His John 3 sermon on Nicodemus (2026, youtu.be/zYr3oIo8dos) engages the Greek anothen (ἄνωθεν), noting that it carries both “from above” and “born again” — and then moves the question from the lexical ambiguity to Jesus’s actual intent: not a biological second birth but an origin from above that no religious achievement can supply. His Luke 17 sermon on the ten men with leprosy (2025, youtu.be/rG4NJcAPyGc) opens by identifying the Greek epistatēs (ἐπιστάτα) — the word translated “Master” but used in Luke specifically for figures bearing divine authority — to establish that the men already knew something significant about Jesus before they called out to him. This changes how the sermon reads their action: it was not blind desperation but informed trust.

Each word study is brief and tied directly to what the sermon needs from it. The original language serves the argument.

Structure: Two or Three Pillars, One Direction

Lim’s sermons do not meander. They identify two or three major claims from the passage and build each one in sequence, with the whole moving in a single theological direction.

The Joshua 22 sermon develops in three stages: responsibility fulfilled (the two-and-a-half tribes kept their word across a decade of war), difference embraced (Joshua affirms the eastern tribes’ different territory and honors them as brothers), and sharing as the act of unity (Joshua distributes the war spoils to be shared with those who stayed). Each stage grounds the next. The Genesis 46 sermon on Jacob’s descent to Egypt (2026, youtu.be/NZ_XWD2PUyI) follows a similar arc: God’s guidance is active even when it looks like accident; the family must name their identity as shepherds rather than conceal it; and Goshen — comfortable, provisioned, protected — is a way station, not the destination.

In each case the conclusion does not announce a verdict. It extends an invitation. “Start out today.” “Come back.” “Try making a hometown wherever you are.” The tone is closer to a guide pointing down a path than a judge rendering a sentence.

Illustrations That Carry Arguments

Lim’s most memorable illustrations are doing theological work.

The New Year’s Day sermon closes with the story of a Spanish father whose son had run away years earlier. The father placed an ad in a daily newspaper: “Paco — all is forgiven. Come to the Montana Hotel, Tuesday noon. Your father.” When the father arrived, more than eight hundred men named Paco were standing outside. The number says what no theological proposition quite can: the desire to be forgiven and to come home is that common, that urgent. The illustration is not decoration; it demonstrates what the sermon has argued — that “hometown,” understood as a place of unconditional welcome, is not a sentimental wish but a structural human need, and that this need is precisely what Jesus offers.

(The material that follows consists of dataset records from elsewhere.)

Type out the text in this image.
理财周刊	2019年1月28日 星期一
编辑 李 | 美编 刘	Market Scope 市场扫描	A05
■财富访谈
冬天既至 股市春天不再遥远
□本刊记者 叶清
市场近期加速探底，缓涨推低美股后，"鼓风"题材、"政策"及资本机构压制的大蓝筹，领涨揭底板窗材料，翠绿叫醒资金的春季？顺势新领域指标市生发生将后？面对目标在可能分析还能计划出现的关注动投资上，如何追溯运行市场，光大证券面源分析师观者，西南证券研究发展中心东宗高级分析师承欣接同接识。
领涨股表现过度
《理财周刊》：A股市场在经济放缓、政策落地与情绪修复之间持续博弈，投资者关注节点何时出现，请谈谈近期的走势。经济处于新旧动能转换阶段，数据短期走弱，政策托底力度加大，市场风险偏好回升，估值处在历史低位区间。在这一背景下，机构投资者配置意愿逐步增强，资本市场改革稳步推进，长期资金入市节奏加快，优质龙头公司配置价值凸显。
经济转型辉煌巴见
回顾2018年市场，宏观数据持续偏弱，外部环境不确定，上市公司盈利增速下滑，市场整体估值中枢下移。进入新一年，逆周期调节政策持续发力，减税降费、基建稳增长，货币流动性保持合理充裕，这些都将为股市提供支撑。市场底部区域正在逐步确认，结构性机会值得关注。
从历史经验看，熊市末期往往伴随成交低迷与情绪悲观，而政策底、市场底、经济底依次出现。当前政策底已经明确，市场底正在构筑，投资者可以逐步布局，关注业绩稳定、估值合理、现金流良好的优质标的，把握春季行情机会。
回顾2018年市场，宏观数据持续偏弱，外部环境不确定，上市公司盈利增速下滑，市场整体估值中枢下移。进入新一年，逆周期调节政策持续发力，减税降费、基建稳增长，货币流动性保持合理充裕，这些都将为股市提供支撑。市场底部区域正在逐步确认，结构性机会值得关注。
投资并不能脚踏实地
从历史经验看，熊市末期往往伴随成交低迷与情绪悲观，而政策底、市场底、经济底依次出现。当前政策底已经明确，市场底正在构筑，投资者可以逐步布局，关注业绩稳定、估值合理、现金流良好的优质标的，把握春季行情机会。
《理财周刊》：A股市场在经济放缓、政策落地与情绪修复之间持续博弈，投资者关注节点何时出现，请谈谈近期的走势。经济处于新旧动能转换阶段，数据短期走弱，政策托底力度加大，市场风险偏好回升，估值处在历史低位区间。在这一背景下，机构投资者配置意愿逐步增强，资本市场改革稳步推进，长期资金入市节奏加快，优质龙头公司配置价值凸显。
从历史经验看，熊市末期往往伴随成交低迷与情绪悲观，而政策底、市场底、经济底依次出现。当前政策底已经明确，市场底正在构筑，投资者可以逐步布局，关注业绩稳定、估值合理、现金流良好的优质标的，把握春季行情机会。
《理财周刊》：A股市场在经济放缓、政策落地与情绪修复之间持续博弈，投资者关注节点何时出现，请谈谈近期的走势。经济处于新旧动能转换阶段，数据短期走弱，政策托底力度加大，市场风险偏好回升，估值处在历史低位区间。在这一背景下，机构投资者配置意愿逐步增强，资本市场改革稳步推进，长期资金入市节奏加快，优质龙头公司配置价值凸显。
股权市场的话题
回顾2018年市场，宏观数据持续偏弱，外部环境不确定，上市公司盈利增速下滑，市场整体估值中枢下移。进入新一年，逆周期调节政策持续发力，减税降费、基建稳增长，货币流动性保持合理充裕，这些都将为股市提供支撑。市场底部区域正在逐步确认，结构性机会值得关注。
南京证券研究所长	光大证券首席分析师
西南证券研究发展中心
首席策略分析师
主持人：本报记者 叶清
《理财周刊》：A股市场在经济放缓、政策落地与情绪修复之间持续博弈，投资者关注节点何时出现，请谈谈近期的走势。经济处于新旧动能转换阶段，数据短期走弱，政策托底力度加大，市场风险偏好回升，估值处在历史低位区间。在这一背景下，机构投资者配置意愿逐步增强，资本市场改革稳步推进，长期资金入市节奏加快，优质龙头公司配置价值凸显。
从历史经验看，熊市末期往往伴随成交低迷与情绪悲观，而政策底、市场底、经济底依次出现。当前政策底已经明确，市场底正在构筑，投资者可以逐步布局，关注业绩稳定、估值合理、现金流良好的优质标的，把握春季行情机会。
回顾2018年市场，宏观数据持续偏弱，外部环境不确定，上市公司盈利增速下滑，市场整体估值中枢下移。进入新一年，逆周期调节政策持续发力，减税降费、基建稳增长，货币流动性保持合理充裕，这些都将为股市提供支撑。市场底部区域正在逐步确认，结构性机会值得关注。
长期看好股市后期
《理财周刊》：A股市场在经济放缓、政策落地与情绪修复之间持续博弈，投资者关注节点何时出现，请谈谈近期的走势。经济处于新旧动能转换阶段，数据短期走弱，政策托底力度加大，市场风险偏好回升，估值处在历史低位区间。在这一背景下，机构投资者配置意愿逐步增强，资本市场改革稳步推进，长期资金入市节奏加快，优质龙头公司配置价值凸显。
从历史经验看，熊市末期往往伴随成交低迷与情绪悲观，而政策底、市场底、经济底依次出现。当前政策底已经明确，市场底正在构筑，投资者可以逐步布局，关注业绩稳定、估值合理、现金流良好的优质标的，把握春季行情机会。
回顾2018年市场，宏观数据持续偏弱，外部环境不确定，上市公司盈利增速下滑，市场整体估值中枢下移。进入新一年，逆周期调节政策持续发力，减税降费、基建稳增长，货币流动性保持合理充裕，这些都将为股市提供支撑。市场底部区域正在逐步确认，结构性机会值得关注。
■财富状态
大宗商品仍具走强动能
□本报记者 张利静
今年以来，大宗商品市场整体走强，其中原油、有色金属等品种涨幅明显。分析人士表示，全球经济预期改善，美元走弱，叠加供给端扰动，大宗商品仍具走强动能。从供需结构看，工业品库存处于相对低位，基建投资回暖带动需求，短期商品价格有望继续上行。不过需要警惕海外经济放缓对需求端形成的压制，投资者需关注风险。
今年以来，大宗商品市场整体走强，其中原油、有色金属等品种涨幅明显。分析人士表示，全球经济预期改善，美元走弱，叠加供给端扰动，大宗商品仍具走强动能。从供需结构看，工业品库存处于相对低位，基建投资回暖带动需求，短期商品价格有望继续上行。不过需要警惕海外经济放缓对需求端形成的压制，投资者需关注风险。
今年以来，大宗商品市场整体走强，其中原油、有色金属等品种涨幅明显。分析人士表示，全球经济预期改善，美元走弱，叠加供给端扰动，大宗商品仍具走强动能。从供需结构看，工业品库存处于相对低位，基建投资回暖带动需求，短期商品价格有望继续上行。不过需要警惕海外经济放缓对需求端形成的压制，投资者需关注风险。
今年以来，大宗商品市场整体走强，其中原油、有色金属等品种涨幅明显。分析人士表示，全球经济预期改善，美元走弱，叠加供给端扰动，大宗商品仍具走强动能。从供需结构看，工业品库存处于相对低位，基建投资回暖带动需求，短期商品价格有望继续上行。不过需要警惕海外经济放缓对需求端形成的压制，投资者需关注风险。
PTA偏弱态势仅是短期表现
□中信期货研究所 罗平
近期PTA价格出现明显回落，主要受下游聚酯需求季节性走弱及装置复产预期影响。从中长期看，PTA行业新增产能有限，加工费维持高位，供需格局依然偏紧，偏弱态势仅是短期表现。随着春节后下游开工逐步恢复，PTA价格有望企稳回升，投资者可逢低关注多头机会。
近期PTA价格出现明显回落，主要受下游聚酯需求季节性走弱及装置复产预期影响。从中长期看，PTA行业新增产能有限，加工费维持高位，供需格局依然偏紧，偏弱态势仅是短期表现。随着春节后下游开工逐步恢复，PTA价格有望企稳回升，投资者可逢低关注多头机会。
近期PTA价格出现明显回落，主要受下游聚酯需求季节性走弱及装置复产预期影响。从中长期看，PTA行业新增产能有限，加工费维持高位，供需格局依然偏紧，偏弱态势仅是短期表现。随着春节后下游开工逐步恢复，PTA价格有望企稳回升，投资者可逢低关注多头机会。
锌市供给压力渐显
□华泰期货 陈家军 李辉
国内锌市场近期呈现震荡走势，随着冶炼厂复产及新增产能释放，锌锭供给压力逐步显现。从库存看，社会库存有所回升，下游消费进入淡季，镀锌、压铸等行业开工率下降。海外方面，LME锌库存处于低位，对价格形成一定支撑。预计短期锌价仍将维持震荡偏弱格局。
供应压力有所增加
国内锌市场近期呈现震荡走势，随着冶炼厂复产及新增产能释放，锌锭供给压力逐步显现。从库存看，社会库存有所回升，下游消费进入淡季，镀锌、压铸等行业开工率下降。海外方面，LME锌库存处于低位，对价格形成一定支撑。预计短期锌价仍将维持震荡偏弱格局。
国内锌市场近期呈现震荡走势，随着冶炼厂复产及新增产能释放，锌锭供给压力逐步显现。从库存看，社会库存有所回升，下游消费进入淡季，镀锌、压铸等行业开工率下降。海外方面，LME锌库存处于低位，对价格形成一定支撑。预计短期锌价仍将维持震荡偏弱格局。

The Joshua 22 sermon uses a Korean music event in Pyongyang as its illustration of sotong: a Korean singer, the son of a man from Hamgyeong Province in the North, sang a song with a Hamgyeong dialect phrase. The stiff-faced North Korean audience softened, leaned in, and applauded together. Connection happened through a moment of shared origin, not through political agreement. The story makes a specific claim: communication works through particularity and lowering, not through assertion and dominance.

The classical Chinese phrase gyeonjimangwol (見指忘月 — watching the pointing finger instead of the moon it points toward) appears in the John 5 sermon to describe a congregation that honors the Bible as an object while missing where the Bible is pointing. The reference is brief and precise. These illustrations — whether international anecdote, cultural memory, or classical aphorism — are selected to carry a claim, not to entertain.